A New York doorman wrongly imprisoned for murder in 1938 has reached the last stage in his battle to win $10 million in compensation from the State of New York.
Isidore Zimmerman, 64, who served 26 years and became one of three jailhouse lawyers known as the "Saints of Dannemora," last week was granted a summary judgment by the New York Court of Claims on the state's liability for damages.
Monetary compensation is now required, with a judge assigned to set the appropriate amount.
"I've been examined by a psychiatrist, and a psychologist and an economist," Zimmerman said yesterday from his apartment in Queens. "They are trying to set a value on my pain and suffering during those lost years; the loss to my wife, and my unfulfilled earning potential. The economist asked me what I would've been if I didn't go to jail, and I told him a lawyer.
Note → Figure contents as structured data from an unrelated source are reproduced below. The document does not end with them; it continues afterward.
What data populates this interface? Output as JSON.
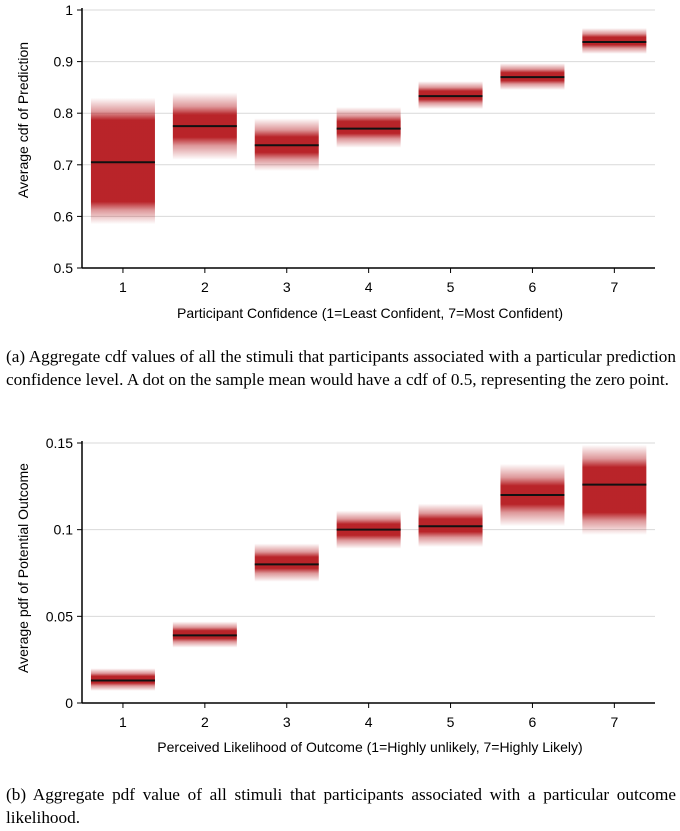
{
  "chart_data": [
    {
      "type": "interval",
      "xlabel": "Participant Confidence (1=Least Confident, 7=Most Confident)",
      "ylabel": "Average cdf of Prediction",
      "categories": [
        "1",
        "2",
        "3",
        "4",
        "5",
        "6",
        "7"
      ],
      "ylim": [
        0.5,
        1
      ],
      "yticks": [
        0.5,
        0.6,
        0.7,
        0.8,
        0.9,
        1
      ],
      "ytick_labels": [
        "0.5",
        "0.6",
        "0.7",
        "0.8",
        "0.9",
        "1"
      ],
      "grid": true,
      "series": [
        {
          "name": "mean",
          "values": [
            0.705,
            0.775,
            0.738,
            0.77,
            0.833,
            0.87,
            0.938
          ]
        },
        {
          "name": "interval_low",
          "values": [
            0.585,
            0.71,
            0.688,
            0.733,
            0.808,
            0.845,
            0.915
          ]
        },
        {
          "name": "interval_high",
          "values": [
            0.83,
            0.84,
            0.79,
            0.812,
            0.862,
            0.897,
            0.965
          ]
        }
      ],
      "color": "#b5191e"
    },
    {
      "type": "interval",
      "xlabel": "Perceived Likelihood of Outcome (1=Highly unlikely, 7=Highly Likely)",
      "ylabel": "Average pdf of Potential Outcome",
      "categories": [
        "1",
        "2",
        "3",
        "4",
        "5",
        "6",
        "7"
      ],
      "ylim": [
        0,
        0.15
      ],
      "yticks": [
        0,
        0.05,
        0.1,
        0.15
      ],
      "ytick_labels": [
        "0",
        "0.05",
        "0.1",
        "0.15"
      ],
      "grid": true,
      "series": [
        {
          "name": "mean",
          "values": [
            0.013,
            0.039,
            0.08,
            0.1,
            0.102,
            0.12,
            0.126
          ]
        },
        {
          "name": "interval_low",
          "values": [
            0.007,
            0.032,
            0.07,
            0.089,
            0.09,
            0.102,
            0.097
          ]
        },
        {
          "name": "interval_high",
          "values": [
            0.02,
            0.047,
            0.092,
            0.111,
            0.115,
            0.138,
            0.149
          ]
        }
      ],
      "color": "#b5191e"
    }
  ],
  "captions": {
    "a": "(a) Aggregate cdf values of all the stimuli that participants associated with a particular prediction confidence level. A dot on the sample mean would have a cdf of 0.5, representing the zero point.",
    "b": "(b) Aggregate pdf value of all stimuli that participants associated with a particular outcome likelihood."
  }
}
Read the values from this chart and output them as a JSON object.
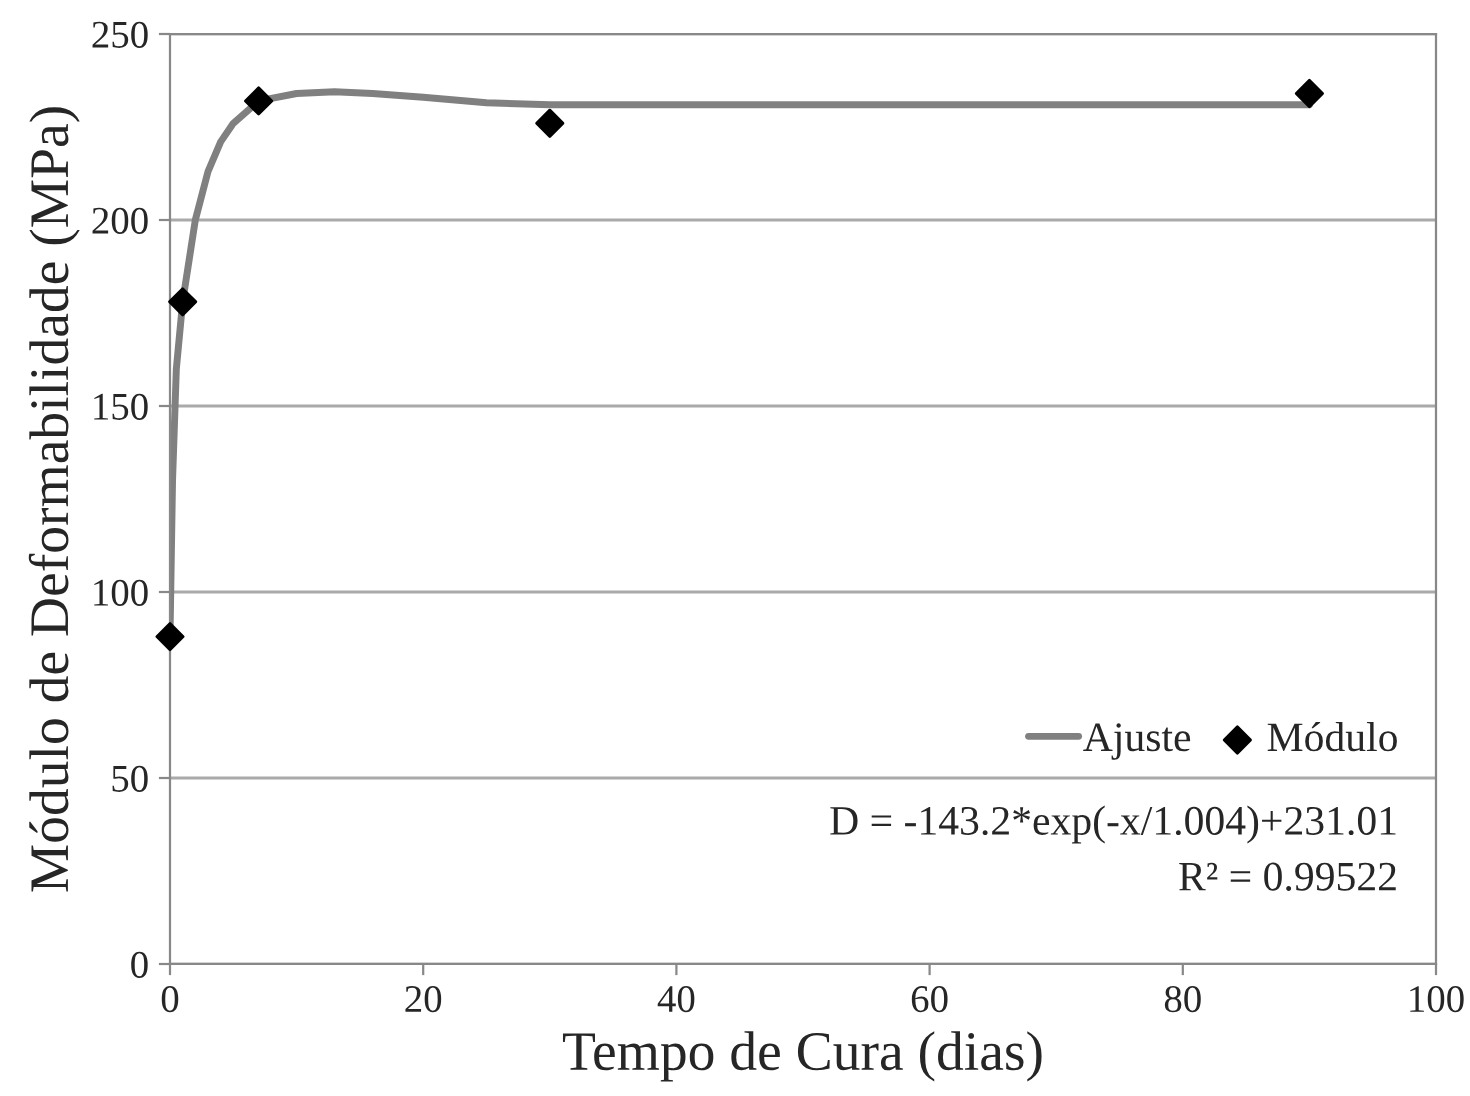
{
  "chart_data": {
    "type": "scatter",
    "xlabel": "Tempo de Cura (dias)",
    "ylabel": "Módulo de Deformabilidade (MPa)",
    "xlim": [
      0,
      100
    ],
    "xticks": [
      0,
      20,
      40,
      60,
      80,
      100
    ],
    "ylim": [
      0,
      250
    ],
    "yticks": [
      0,
      50,
      100,
      150,
      200,
      250
    ],
    "grid": "y",
    "legend": "right",
    "series": [
      {
        "name": "Ajuste",
        "type": "line",
        "color": "#808080",
        "marker": "none",
        "line_style": "solid",
        "x": [
          0,
          0.2,
          0.5,
          1,
          2,
          3,
          4,
          5,
          7,
          10,
          13,
          16,
          20,
          25,
          30,
          40,
          60,
          90
        ],
        "values": [
          88,
          130,
          160,
          178,
          200,
          213,
          221,
          226,
          232,
          234,
          234.5,
          234,
          233,
          231.5,
          231,
          231,
          231,
          231
        ]
      },
      {
        "name": "Módulo",
        "color": "#000000",
        "marker": "diamond",
        "x": [
          0,
          1,
          7,
          30,
          90
        ],
        "values": [
          88,
          178,
          232,
          226,
          234
        ]
      }
    ],
    "annotations": [
      "D = -143.2*exp(-x/1.004)+231.01",
      "R² = 0.99522"
    ]
  }
}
I became a good jailhouse lawyer and I would've been a good one outside. Lawyers make a lot of money."
Fred Fabricant, Zimmerman's attorney, said that in 1955 a New York court granted $155,000 in compensation to a man wrongfully put in jail. Last year, a California court awarded $1 million to a man who spent two years in jail.
"We expect a very considerable compensation," Fabricant said. "Far beyond those very different cases. And there is every evidence we'll get it."
Zimmerman, who has fought to win damages from the state since his release from jail, was a doorman on the midnight-to-8 a.m. shift until his retirement earlier this year. His take-home pay in recent years has been about $212 weekly.
Fabricant said Zimmerman can expect his damage award by Christmas time.